Solving engagement barriers
After spending time and energy making sure all 41,000 students in Union County Public Schools in Monroe, North Carolina, had devices and internet access, attention is shifting to ensuring equity in usage, said Casey Rimmer, the district’s director of innovation and ed tech.
“We've set the baseline of who's got devices and who has access to the internet, but now the next question is really analyzing who's engaging with the content, how are they engaging, how often, and what type of engagements are happening,” Rimmer said.
The district’s usage trends are similar to the national gaps in equity. Using their local data, district leaders are able to hone in on some potential solutions, such as making online learning content available in the evenings for older students who are caring for younger siblings during the day, Rimmer said.
The usage data has also provided proof certain online tools adopted during the pandemic are worthy of longer-term investments because they were helpful for learning, such as digital science simulations to supplement in-person lab work, she said.
The data can also uncover products that aren’t contributing to student learning. Rimmer said that at the onset of the pandemic, the school district was “flooded” with free ed tech products, and teachers got dependent on certain products. With complementary use periods expiring, districts will need to weigh which products to continue supporting, she said.
“Schools have to get out in front of that and come up with a process to evaluate and determine what they're going to purchase, because a lot of teachers are going to demand a lot of things that they have been using for the last year on a free ticket,” Rimmer said.
Although state, district and school administrators may be able to use data analytic tools to monitor digital engagement and even identify trends that point to disparities, finding the root cause of why an individual student isn’t participating online would likely be the responsibility of the classroom teacher.

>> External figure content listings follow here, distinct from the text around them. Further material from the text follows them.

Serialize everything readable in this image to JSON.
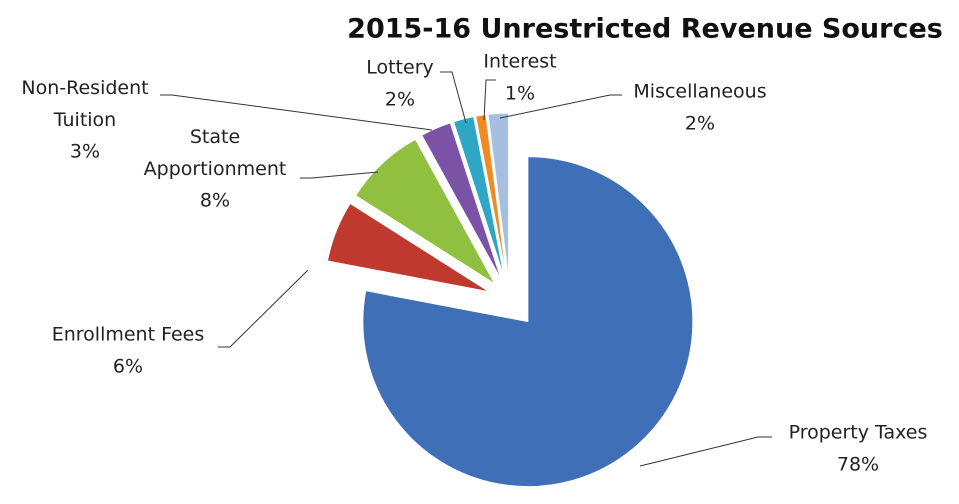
{
  "chart_data": {
    "type": "pie",
    "title": "2015-16 Unrestricted Revenue Sources",
    "categories": [
      "Property Taxes",
      "Enrollment Fees",
      "State Apportionment",
      "Non-Resident Tuition",
      "Lottery",
      "Interest",
      "Miscellaneous"
    ],
    "values": [
      78,
      6,
      8,
      3,
      2,
      1,
      2
    ],
    "value_labels": [
      "78%",
      "6%",
      "8%",
      "3%",
      "2%",
      "1%",
      "2%"
    ],
    "colors": [
      "#3f6fb6",
      "#c0392f",
      "#8fc040",
      "#7a52a6",
      "#2ea6c4",
      "#f08a24",
      "#a6bfe0"
    ]
  }
}
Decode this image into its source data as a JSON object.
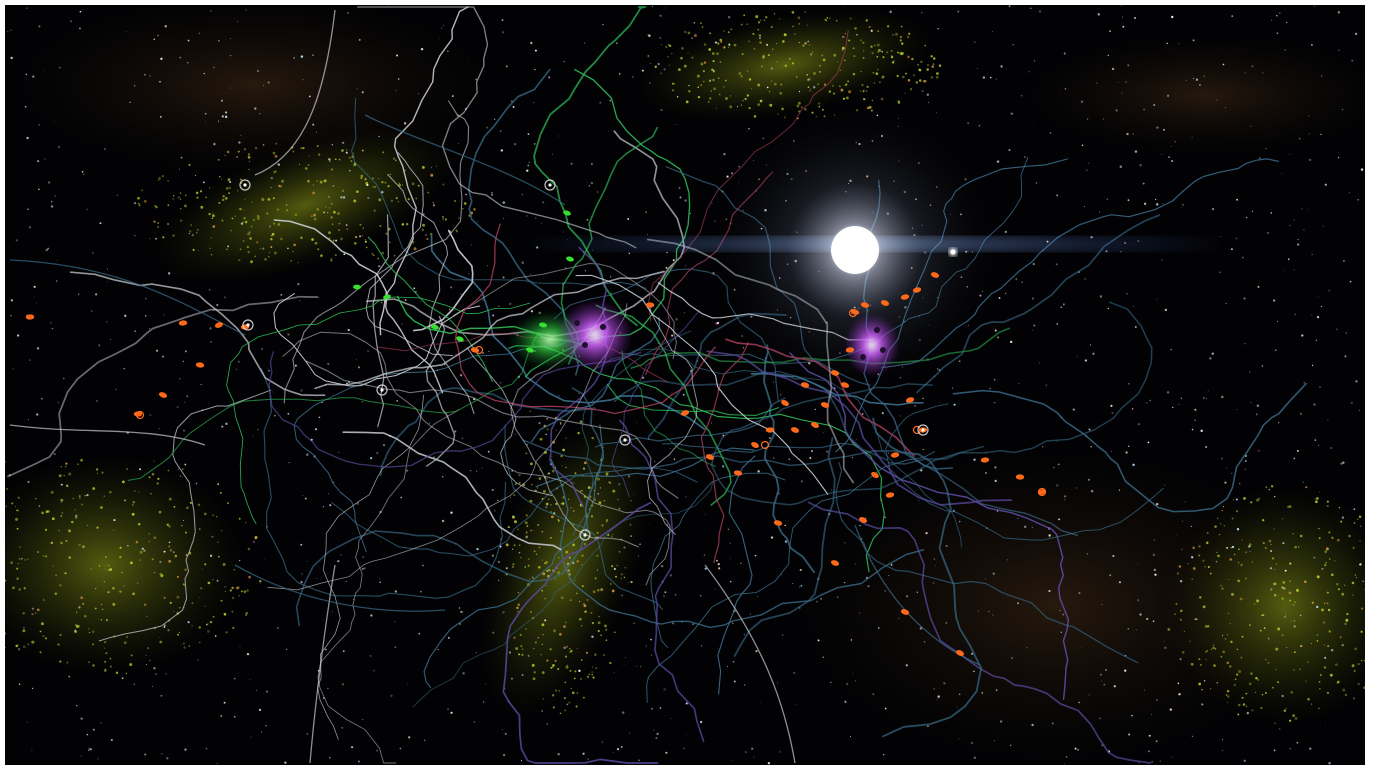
{
  "scene": {
    "colors": {
      "space_background": "#020204",
      "nebula_yellow_green": "#b6c81e",
      "nebula_brown": "#5a3a1e",
      "trail_blue": "#3b6e8c",
      "trail_white": "#c8ccd2",
      "trail_green": "#2fbf5a",
      "trail_purple": "#5a4aa0",
      "trail_red": "#b04060",
      "ship_orange": "#ff6a1a",
      "ship_green": "#37e030",
      "cluster_magenta": "#c050e0",
      "star_glow": "#ffffff"
    },
    "objects": [
      {
        "kind": "sun-glow"
      },
      {
        "kind": "magenta-cluster-left"
      },
      {
        "kind": "magenta-cluster-right"
      },
      {
        "kind": "green-cluster"
      },
      {
        "kind": "orange-ships"
      },
      {
        "kind": "green-ships"
      },
      {
        "kind": "trail-network"
      },
      {
        "kind": "nebula-clouds"
      },
      {
        "kind": "starfield"
      }
    ]
  }
}
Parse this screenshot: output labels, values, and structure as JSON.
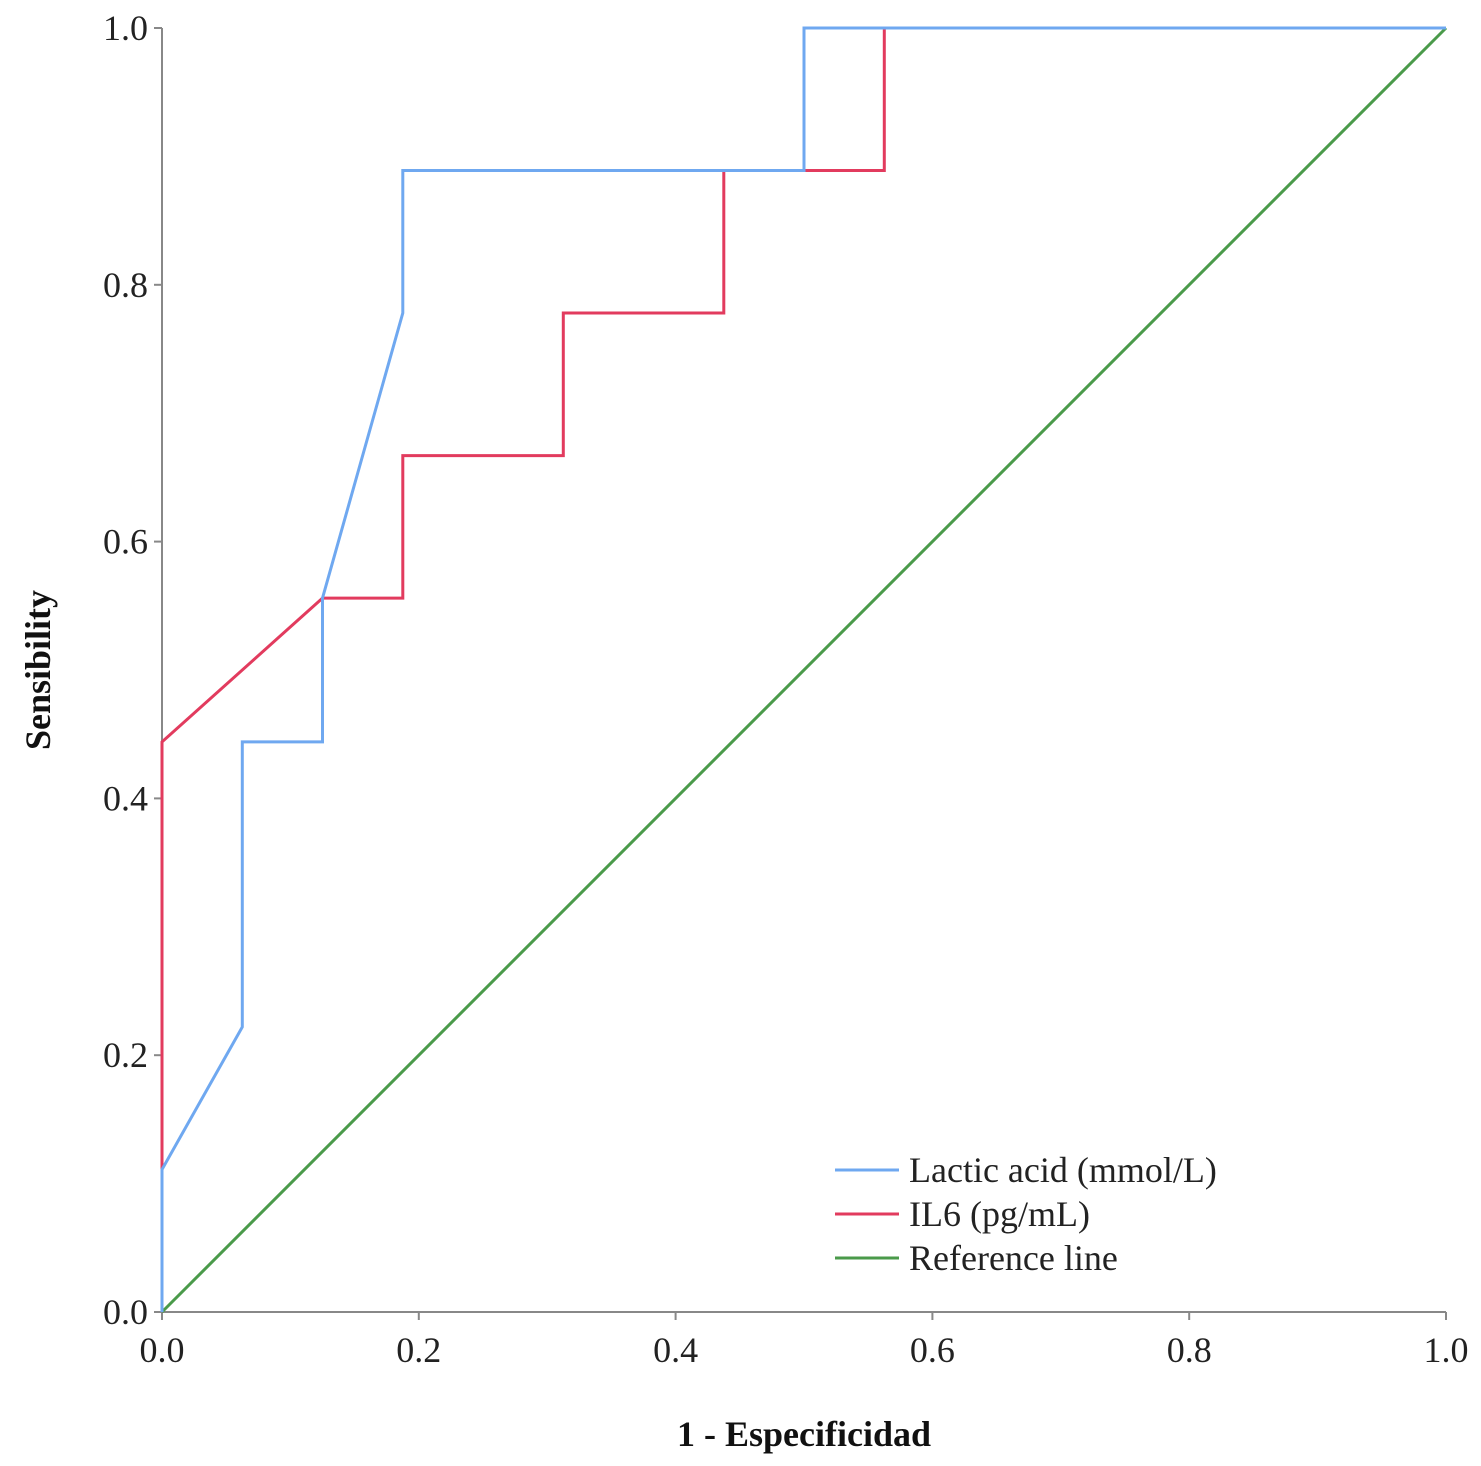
{
  "chart_data": {
    "type": "line",
    "title": "",
    "xlabel": "1 - Especificidad",
    "ylabel": "Sensibility",
    "xlim": [
      0,
      1
    ],
    "ylim": [
      0,
      1
    ],
    "grid": false,
    "legend_position": "bottom-right",
    "x_ticks": [
      0.0,
      0.2,
      0.4,
      0.6,
      0.8,
      1.0
    ],
    "y_ticks": [
      0.0,
      0.2,
      0.4,
      0.6,
      0.8,
      1.0
    ],
    "x_tick_labels": [
      "0.0",
      "0.2",
      "0.4",
      "0.6",
      "0.8",
      "1.0"
    ],
    "y_tick_labels": [
      "0.0",
      "0.2",
      "0.4",
      "0.6",
      "0.8",
      "1.0"
    ],
    "series": [
      {
        "name": "Lactic acid (mmol/L)",
        "color": "#6fa8f0",
        "x": [
          0.0,
          0.0,
          0.0625,
          0.0625,
          0.125,
          0.125,
          0.1875,
          0.1875,
          0.5,
          0.5,
          1.0
        ],
        "y": [
          0.0,
          0.111,
          0.222,
          0.444,
          0.444,
          0.556,
          0.778,
          0.889,
          0.889,
          1.0,
          1.0
        ]
      },
      {
        "name": "IL6 (pg/mL)",
        "color": "#e23b5e",
        "x": [
          0.0,
          0.0,
          0.125,
          0.1875,
          0.1875,
          0.3125,
          0.3125,
          0.4375,
          0.4375,
          0.5625,
          0.5625,
          1.0
        ],
        "y": [
          0.0,
          0.444,
          0.556,
          0.556,
          0.667,
          0.667,
          0.778,
          0.778,
          0.889,
          0.889,
          1.0,
          1.0
        ]
      },
      {
        "name": "Reference line",
        "color": "#4a9a4a",
        "x": [
          0.0,
          1.0
        ],
        "y": [
          0.0,
          1.0
        ]
      }
    ]
  }
}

“Getting a computer into a student's hands is one thing, it just doesn't guarantee that they're learning anything.”
Doug Casey
executive director of the Connecticut Commission for Educational Technology
Teachers have the closest relationships with students and families and best understand why a student is not engaging in online learning. “Ultimately, to really sell families on the importance of being online, the importance of having their kids engaged for remote learning, you need to be talking to parents,” Casey said.
It’s also the combination of efforts at state and local levels to better identify students and teachers who lack home-based internet or devices, as well as school staffs and classroom teachers who can probe into why individual students aren't engaging, that will build all the evidence that could lead toward solutions, Casey said.
Community organizations, such as advocates for Spanish-speaking residents and faith-based groups, are also strong partners in determining how schools can help students overcome engagement barriers, he said.
“I think at a state level, it really, it points to the importance of having a really strong partnership with the local districts,” Casey said. “They know these families. They know there could be other issues going on at home.”